Eu sempre digo que “Eu sou porque nós somos”, pois sem elas eu não estaria onde estou. Este ano tive a oportunidade de fazer um Sandwich, para fazer uma parte da minha pesquisa na UFBA (Universidade Federal da Bahia) em Salvador. Não faria nenhum sentido para mim viver esta experiência sem trazer meus alunos e minhas alunas comigo. Sem proporcionar para eles esta experiência também. Iniciamos uma campanha de arrecadação que ainda está em andamento para trazer 14 jovens do projeto para viverem uma experiência do doutorado em Salvador. Sonho que se sonha junto é muito mais gostoso, nossos amigos e nossa comunidade abraçaram a campanha, e dia 16 de setembro meus alunos e alunas estão vindo passar quatro dias aqui em Salvador, vivenciando a cidade e atividades do doutorado comigo! Estamos muito felizes!
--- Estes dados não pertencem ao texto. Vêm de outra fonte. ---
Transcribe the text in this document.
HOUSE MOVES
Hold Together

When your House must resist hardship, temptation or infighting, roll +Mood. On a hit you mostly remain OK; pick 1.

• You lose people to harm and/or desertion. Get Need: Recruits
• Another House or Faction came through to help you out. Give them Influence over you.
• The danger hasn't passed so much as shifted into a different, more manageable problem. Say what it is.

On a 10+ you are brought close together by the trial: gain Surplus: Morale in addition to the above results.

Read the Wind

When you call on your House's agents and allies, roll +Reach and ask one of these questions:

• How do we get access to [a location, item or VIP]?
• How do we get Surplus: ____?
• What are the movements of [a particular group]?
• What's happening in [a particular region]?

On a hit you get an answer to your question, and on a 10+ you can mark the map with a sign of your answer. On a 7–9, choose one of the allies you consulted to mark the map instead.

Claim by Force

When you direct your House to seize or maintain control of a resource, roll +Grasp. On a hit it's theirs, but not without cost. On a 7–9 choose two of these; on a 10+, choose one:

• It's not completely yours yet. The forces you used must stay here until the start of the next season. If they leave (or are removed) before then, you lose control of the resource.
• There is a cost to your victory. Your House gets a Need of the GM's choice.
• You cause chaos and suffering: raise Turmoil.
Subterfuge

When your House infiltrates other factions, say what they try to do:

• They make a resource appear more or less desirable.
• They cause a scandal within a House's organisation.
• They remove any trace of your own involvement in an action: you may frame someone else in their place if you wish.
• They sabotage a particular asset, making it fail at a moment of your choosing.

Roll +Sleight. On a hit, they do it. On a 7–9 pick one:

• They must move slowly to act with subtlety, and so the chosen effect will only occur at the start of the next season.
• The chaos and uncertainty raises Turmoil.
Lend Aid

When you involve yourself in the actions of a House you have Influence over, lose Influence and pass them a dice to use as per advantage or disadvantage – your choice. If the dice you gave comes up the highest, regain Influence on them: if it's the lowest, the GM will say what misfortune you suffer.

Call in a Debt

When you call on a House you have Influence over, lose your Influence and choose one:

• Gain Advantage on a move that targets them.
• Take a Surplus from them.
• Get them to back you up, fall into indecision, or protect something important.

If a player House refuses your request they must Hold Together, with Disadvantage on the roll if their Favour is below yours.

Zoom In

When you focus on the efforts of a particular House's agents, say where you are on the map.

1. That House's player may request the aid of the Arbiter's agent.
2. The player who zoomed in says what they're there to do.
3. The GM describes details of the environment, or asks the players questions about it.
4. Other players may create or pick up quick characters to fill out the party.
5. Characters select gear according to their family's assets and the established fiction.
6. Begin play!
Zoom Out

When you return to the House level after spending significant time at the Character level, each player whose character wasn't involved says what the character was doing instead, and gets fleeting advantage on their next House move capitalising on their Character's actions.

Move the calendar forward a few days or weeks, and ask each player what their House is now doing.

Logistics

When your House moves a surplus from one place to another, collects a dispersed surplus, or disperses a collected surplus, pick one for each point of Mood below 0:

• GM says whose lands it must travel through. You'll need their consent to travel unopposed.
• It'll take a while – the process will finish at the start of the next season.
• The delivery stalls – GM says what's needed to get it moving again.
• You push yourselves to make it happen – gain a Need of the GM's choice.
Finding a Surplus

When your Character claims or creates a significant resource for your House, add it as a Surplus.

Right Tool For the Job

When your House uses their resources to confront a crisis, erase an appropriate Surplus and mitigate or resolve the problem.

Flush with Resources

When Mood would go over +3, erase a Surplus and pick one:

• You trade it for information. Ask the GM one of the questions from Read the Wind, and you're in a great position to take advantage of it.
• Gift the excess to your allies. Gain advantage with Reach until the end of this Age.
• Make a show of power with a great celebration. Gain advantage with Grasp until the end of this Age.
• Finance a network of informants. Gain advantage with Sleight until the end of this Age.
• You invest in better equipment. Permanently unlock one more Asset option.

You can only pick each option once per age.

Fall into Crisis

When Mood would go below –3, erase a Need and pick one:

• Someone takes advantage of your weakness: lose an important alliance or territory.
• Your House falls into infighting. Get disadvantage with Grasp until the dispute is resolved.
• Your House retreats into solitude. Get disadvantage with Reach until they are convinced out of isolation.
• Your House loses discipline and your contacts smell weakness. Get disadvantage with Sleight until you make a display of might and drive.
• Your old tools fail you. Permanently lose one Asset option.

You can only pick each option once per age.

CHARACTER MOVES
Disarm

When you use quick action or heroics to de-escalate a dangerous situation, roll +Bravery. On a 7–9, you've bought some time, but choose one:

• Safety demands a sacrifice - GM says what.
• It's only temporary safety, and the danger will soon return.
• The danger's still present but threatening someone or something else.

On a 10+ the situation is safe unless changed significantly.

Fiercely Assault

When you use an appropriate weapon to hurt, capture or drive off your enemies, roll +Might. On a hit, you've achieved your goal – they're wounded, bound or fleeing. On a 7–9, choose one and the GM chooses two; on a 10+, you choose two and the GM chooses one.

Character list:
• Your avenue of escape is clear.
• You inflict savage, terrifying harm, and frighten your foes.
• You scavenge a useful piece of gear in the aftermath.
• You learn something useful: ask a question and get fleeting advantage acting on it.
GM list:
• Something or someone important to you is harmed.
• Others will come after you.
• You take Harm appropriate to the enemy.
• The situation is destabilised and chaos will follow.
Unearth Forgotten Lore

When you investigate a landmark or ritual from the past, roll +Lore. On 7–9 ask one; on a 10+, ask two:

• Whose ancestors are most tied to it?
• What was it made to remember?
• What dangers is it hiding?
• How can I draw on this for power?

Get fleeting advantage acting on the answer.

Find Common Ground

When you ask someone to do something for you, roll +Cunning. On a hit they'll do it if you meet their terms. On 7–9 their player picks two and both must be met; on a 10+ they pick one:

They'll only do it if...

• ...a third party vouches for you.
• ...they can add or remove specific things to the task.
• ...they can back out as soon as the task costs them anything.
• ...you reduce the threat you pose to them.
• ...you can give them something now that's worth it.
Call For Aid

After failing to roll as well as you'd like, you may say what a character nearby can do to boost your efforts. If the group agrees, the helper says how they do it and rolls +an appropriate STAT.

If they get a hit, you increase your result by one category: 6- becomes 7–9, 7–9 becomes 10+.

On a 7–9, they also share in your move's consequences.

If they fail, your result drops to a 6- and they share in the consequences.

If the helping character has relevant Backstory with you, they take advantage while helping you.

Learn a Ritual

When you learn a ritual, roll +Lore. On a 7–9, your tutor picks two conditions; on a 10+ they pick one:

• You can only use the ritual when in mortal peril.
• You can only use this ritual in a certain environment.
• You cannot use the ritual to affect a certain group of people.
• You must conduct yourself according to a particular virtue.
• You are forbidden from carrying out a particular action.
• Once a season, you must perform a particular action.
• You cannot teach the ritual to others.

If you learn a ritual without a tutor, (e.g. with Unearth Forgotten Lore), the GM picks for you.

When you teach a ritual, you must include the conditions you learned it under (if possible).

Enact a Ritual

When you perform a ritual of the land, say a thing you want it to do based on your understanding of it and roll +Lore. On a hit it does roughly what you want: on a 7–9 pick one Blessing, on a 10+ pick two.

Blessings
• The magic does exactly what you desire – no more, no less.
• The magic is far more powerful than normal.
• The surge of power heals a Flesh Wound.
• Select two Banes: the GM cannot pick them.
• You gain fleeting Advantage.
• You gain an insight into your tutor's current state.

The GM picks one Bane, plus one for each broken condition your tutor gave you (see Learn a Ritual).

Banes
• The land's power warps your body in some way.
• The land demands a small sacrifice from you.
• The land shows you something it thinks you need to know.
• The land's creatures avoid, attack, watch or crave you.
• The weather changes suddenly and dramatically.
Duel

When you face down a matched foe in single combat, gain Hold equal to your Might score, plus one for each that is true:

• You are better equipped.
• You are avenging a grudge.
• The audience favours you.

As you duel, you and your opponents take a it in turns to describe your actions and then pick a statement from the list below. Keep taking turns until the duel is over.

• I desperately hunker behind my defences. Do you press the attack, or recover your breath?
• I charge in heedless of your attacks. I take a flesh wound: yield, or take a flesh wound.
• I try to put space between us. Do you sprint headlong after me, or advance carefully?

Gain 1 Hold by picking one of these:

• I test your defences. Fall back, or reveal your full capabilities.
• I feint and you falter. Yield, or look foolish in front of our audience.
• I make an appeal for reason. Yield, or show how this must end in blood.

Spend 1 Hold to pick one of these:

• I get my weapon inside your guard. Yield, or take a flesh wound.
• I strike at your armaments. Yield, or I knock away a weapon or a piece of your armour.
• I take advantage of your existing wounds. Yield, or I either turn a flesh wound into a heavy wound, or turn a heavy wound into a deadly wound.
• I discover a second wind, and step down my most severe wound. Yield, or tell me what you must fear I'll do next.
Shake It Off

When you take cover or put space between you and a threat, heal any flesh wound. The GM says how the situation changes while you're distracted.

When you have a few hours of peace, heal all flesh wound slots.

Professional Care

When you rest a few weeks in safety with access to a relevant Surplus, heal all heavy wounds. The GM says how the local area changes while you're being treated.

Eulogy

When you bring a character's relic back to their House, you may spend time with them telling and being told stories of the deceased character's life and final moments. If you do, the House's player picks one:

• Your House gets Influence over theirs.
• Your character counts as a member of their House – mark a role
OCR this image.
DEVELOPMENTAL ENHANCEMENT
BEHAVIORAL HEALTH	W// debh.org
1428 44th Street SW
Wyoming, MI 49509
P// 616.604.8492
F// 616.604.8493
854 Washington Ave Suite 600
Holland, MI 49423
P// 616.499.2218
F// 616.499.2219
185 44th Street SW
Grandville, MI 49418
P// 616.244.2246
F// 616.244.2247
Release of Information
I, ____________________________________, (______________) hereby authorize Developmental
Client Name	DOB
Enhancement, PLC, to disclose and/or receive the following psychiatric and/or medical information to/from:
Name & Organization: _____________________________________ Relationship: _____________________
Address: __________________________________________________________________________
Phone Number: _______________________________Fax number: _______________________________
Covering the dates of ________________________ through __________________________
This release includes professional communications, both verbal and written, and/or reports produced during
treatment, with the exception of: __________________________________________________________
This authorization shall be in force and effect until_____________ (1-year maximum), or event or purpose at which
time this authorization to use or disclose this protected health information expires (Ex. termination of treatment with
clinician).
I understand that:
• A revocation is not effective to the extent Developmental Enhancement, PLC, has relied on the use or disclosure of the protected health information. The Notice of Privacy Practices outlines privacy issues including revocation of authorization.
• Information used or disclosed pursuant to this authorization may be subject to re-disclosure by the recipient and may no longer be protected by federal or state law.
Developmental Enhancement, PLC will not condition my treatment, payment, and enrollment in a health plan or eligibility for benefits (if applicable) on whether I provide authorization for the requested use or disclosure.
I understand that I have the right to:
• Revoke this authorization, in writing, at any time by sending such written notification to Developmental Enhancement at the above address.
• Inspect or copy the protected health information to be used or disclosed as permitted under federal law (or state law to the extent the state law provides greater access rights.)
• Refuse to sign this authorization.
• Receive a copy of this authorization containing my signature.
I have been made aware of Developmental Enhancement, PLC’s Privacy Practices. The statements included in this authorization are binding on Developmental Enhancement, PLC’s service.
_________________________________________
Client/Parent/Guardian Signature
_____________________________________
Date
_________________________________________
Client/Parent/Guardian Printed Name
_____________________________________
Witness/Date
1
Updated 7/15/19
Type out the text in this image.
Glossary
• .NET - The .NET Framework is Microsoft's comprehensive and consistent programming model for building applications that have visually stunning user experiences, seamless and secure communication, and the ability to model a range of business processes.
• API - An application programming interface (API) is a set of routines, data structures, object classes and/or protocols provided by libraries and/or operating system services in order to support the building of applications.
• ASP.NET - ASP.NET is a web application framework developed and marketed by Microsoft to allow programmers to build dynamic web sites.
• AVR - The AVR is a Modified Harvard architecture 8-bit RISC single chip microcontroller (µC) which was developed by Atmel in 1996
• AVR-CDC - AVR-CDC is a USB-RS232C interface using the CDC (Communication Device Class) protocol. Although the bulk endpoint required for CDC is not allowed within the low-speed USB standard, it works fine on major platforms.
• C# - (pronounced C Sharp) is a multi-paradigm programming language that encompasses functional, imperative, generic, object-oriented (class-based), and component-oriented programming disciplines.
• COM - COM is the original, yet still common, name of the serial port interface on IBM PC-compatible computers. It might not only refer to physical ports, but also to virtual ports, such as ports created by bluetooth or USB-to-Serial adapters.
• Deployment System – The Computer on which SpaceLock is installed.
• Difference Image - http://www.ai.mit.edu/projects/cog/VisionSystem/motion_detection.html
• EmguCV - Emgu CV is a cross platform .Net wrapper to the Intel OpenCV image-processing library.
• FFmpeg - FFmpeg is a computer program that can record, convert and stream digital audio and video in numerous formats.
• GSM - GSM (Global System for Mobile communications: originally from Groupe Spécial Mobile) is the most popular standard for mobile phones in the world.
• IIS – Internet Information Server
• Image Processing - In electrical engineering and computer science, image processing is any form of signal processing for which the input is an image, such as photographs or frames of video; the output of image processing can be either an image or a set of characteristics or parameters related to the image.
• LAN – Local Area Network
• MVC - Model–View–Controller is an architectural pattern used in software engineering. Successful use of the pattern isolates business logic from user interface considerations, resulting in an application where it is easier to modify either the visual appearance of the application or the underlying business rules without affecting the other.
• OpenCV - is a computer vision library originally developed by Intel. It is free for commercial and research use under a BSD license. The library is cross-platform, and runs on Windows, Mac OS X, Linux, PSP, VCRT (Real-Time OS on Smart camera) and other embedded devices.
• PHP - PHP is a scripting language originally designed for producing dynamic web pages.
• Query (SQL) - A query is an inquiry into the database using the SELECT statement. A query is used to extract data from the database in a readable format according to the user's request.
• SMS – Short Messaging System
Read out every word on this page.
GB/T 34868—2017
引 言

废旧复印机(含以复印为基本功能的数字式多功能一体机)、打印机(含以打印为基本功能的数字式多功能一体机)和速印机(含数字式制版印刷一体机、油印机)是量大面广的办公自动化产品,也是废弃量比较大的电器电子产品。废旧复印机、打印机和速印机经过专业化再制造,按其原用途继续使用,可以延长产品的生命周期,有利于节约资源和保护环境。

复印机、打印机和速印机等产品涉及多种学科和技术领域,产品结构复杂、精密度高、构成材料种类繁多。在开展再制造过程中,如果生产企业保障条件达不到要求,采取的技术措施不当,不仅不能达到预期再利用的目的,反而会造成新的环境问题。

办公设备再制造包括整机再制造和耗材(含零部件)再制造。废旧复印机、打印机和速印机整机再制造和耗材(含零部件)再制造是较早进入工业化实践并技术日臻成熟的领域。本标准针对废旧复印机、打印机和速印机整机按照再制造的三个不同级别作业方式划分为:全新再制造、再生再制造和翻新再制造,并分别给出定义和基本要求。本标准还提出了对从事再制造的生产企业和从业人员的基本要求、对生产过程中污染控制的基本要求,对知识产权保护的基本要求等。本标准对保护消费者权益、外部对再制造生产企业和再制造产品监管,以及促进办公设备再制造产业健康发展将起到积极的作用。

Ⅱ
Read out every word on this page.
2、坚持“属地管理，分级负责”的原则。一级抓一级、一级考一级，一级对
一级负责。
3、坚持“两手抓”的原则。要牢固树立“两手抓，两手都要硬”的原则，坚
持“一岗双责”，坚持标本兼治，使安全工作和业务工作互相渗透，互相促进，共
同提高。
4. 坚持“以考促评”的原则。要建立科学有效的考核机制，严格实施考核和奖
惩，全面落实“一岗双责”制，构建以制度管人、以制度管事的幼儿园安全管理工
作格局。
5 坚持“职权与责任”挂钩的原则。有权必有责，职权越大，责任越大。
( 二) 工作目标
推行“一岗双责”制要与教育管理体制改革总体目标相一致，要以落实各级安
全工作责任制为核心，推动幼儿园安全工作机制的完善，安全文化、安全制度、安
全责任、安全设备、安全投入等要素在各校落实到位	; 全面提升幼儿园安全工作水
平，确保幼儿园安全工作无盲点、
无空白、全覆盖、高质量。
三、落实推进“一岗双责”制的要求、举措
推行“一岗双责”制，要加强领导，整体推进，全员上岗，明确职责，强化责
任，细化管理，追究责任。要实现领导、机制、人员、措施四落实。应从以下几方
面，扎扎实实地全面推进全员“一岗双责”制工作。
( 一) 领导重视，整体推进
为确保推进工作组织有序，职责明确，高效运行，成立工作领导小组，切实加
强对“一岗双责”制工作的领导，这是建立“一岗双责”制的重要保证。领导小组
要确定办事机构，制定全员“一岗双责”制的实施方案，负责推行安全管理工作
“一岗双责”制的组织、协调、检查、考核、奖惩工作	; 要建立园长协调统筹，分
Seguimos com a campanha pois as despesas são muitas, mas já conseguimos as passagens, a hospedagem, e agora estamos na busca para pagar a alimentação e o transporte interno em Salvador.
O que eu aprendi nestes anos é que eu realmente não posso mudar o mundo, mas cada jovem, cada pessoa que eu conheço traz consigo um mundo novo, e esse, podemos mudar. Então eu posso não poder mudar o mundo, mas tenho poder para mudar um mundo de alguém através da educação, e se eu puder mudar um mundo… já vale muito a pena.
O que aprendemos juntas e juntos nesta caminhada é que a educação antirracista transforma vidas e nos possibilita sonhar, e sonho que se sonha junto é muito mais gostoso.
***
Por Profa. Ma. Luciana Dornelles Ramos.